Un tema hagiográfico completa este singular programa redentor: la lapidación de San Esteban. Desplomado en el suelo, el santo es apedreado con saña y crueldad por los judíos, mientras unos ángeles recogen su alma en un lienzo para llevarla al cielo. El martirio de Esteban debió tener especial resonancia en la canónica zaragozana, al ser uno de los primeros diáconos consagrado por los apóstoles, de quienes los clérigos se consideran sus legítimos herederos.
En un marco episcopal como éste, también cobra particular relevancia la exhortación a las virtudes de la caridad y la pobreza, muy importantes para la comunidad de canónigos, mediante la parábola del rico Epulón (ante la mesa repleta de viandas) y el pobre Lázaro (pidiendo limosna a la puerta de la opulenta mansión). Al fin y al cabo, el obispo asumió en la Edad Media el papel de protector de los indigentes y menesterosos de la ciudad, que recibían auxilio y cobijo en el hospital dependiente de la catedral, en cumplimiento de su compromiso de aliviar las necesidades de los más desvalidos.
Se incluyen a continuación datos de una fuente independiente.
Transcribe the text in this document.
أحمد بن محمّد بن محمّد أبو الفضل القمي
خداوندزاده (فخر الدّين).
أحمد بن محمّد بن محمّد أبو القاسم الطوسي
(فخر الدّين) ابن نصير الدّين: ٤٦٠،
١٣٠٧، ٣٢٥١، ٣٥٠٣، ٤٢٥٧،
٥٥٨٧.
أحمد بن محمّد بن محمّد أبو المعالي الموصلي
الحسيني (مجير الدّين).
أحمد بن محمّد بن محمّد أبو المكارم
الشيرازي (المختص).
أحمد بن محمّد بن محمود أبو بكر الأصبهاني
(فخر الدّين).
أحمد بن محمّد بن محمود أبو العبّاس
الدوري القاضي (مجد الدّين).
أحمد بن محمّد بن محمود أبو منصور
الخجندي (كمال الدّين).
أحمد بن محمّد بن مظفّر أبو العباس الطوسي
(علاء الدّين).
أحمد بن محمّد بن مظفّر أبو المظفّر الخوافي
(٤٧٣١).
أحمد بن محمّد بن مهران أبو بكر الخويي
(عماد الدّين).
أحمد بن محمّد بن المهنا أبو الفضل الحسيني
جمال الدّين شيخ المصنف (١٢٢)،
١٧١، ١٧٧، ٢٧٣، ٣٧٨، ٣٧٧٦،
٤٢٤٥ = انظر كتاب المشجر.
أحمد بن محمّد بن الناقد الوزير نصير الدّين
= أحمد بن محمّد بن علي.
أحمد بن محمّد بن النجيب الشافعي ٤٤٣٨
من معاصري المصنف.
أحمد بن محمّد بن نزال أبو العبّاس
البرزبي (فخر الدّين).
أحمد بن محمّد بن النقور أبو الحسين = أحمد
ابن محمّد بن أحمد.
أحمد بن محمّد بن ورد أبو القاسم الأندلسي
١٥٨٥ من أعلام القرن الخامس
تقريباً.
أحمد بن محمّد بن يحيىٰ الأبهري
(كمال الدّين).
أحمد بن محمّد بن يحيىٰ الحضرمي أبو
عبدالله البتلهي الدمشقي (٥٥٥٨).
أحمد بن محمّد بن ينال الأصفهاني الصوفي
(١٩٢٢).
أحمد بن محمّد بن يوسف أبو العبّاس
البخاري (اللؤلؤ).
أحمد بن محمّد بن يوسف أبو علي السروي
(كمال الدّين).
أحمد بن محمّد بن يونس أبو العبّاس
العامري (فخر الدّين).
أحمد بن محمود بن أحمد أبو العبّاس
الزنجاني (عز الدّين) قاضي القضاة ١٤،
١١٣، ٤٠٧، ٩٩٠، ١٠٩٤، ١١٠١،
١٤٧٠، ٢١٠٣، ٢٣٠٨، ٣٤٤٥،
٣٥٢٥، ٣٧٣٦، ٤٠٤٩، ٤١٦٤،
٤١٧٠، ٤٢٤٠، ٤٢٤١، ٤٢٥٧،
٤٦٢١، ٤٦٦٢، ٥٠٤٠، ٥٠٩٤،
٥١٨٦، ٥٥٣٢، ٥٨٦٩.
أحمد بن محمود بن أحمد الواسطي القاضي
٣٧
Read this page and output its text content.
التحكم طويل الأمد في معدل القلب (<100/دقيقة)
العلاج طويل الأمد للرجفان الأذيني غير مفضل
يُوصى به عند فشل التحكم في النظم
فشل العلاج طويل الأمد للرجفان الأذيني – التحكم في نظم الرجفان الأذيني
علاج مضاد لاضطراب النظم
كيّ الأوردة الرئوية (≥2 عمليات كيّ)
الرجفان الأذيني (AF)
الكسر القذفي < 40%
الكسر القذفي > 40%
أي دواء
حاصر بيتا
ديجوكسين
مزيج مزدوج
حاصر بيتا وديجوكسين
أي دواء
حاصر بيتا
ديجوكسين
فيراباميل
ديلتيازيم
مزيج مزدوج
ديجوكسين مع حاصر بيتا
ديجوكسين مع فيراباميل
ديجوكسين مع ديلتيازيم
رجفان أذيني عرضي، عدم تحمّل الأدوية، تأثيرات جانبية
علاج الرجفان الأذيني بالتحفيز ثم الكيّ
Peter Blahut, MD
Además, y de acuerdo con el ideal de la vida apostólica, con la implantación de la reforma gregoriana se impone a la comunidad episcopal una valoración mística de estas dos virtudes, estimulada por la convicción de que los pobres, imágenes del Cristo sufriente, participan en cierta medida de su misión salvífica. Aunque en el relieve zaragozano no se representa la muerte de ninguno de los dos protagonistas de la parábola evangélica, esta escena tiene implícito un contenido escatológico y sirve para evocar el final de los tiempos, cuando las acciones de los hombres serán juzgadas y merecerán su correspondiente premio o castigo.
Junto a esta iconografía religiosa, tampoco faltan los tradicionales motivos del bestiario (aves y sirenas sobre todo), las escenas cinegéticas y los temas juglarescos, como el de la bailarina con los brazos en jarras que, al compás de un arpista, arquea el cuerpo hasta arrastrar el largo cabello por el suelo.
El programa debía de concluir con una imagen del Pantocrátor flanqueado por el Tetramorfos, en el lienzo central del ábside (según Ruiz Maldonado), al que rodearían los apóstoles y profetas con filacterias de los intercolumnios y los ancianos apocalípticos de la línea de impostas.
En resumen, la decoración del ábside zaragozano, aunque se conserva de forma fragmentaria, además de ofrecer una completa síntesis de la historia de la humanidad, ilustra el importante papel de la Iglesia, cuyos canónigos se consideran legítimos sucesores y herederos de los apóstoles y profetas, ampliamente representados en el hemiciclo, en su misión de difundir la doctrina cristiana y el mensaje de la salvación, al tiempo que se muestran comprometidos en aliviar las miserias humanas.